Reward Design for Physical Reasoning in Vision-Language Models
Pith reviewed 2026-05-10 12:46 UTC · model grok-4.3
The pith
Accuracy-based rewards in GRPO training outperform supervised fine-tuning for vision-language models on most physical reasoning domains.
A machine-rendered reading of the paper's core claim, the machinery that carries it, and where it could break.
Core claim
GRPO with accuracy-based rewards outperforms SFT on most domains of PhyX. Reward design induces domain-specific reasoning behaviors rather than uniform improvements. The internal attention-weight reward improves spatial relation accuracy from 0.27 to 0.50 without requiring spatial annotations.
What carries the argument
The four reward signals of increasing semantic richness used inside GRPO training, with special focus on the novel internal attention-weight reward derived from the model's attention over input image regions.
If this is right
- Accuracy-based rewards provide the strongest overall performance gains across both multiple-choice and open-ended formats.

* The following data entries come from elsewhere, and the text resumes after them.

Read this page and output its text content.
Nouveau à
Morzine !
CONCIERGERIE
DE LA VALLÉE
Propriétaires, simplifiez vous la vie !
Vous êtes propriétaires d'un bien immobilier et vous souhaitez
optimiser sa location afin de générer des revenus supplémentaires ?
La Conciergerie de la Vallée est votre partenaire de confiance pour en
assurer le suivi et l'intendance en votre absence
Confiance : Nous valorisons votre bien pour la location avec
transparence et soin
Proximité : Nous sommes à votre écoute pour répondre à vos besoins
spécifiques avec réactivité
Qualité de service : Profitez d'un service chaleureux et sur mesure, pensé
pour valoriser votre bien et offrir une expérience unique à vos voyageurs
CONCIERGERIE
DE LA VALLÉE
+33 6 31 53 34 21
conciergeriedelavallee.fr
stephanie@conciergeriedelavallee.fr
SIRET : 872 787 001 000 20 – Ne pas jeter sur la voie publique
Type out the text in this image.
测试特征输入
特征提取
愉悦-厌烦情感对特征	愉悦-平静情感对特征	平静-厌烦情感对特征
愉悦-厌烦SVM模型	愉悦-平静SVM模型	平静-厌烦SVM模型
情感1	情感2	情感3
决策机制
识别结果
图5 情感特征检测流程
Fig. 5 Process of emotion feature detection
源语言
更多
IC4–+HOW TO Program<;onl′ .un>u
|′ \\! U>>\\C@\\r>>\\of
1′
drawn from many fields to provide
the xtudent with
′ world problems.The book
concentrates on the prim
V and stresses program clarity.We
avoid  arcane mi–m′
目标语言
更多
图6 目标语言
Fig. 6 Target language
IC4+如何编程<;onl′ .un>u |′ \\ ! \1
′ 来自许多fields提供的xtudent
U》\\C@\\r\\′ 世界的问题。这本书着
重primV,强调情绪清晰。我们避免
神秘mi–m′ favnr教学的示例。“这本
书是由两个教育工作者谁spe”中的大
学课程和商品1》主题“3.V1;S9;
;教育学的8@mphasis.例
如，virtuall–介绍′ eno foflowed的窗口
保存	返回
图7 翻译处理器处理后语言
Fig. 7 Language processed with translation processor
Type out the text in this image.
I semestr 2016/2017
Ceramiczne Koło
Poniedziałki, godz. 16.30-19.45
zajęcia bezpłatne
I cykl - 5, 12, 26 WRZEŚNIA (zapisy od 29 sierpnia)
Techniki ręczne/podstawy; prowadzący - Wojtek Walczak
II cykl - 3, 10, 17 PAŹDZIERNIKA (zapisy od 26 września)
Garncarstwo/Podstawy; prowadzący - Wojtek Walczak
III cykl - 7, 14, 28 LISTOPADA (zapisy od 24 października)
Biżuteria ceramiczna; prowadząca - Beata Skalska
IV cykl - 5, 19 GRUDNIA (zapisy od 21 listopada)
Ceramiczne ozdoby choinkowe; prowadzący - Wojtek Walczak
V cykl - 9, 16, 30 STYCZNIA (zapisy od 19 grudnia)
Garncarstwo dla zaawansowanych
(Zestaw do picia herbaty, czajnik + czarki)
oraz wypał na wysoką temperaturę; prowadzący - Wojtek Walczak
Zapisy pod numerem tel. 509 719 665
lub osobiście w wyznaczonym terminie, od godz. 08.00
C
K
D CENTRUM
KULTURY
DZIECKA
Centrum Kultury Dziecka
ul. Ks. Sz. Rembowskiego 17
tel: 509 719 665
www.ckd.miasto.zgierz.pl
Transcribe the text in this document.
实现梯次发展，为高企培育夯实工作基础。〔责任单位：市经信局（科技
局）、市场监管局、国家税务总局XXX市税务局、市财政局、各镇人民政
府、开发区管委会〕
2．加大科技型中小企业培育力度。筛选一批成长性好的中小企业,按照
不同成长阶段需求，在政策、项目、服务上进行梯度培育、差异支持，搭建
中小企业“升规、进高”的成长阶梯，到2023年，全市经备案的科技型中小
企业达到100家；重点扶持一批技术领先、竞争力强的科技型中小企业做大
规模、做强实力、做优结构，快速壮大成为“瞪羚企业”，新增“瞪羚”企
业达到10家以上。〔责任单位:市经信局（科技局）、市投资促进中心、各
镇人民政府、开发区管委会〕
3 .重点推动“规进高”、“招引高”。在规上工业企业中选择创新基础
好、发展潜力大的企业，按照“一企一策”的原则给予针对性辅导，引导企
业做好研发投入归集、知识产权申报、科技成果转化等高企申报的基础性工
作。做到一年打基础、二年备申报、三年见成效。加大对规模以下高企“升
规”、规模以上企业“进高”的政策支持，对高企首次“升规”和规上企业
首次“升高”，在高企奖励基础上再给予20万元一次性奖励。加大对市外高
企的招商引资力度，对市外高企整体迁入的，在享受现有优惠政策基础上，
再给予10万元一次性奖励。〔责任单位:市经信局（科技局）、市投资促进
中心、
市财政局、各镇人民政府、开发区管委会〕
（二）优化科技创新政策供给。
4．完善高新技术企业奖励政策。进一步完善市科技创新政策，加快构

- Rubric rewards improve structured reasoning quality such as principle identification and unit consistency without consistent accuracy gains.
- Attention-based rewards enhance spatial reasoning while degrading performance in symbolic domains.
- The internal attention-weight reward enables supervision of visual grounding using only model internals, removing the need for spatial annotations.
Where Pith is reading between the lines
- If attention-derived rewards generalize beyond physics, they could reduce dependence on expensive annotated datasets for other visual reasoning applications.
- Adaptive reward selection that switches between accuracy and attention signals based on detected reasoning type might further improve multimodal performance.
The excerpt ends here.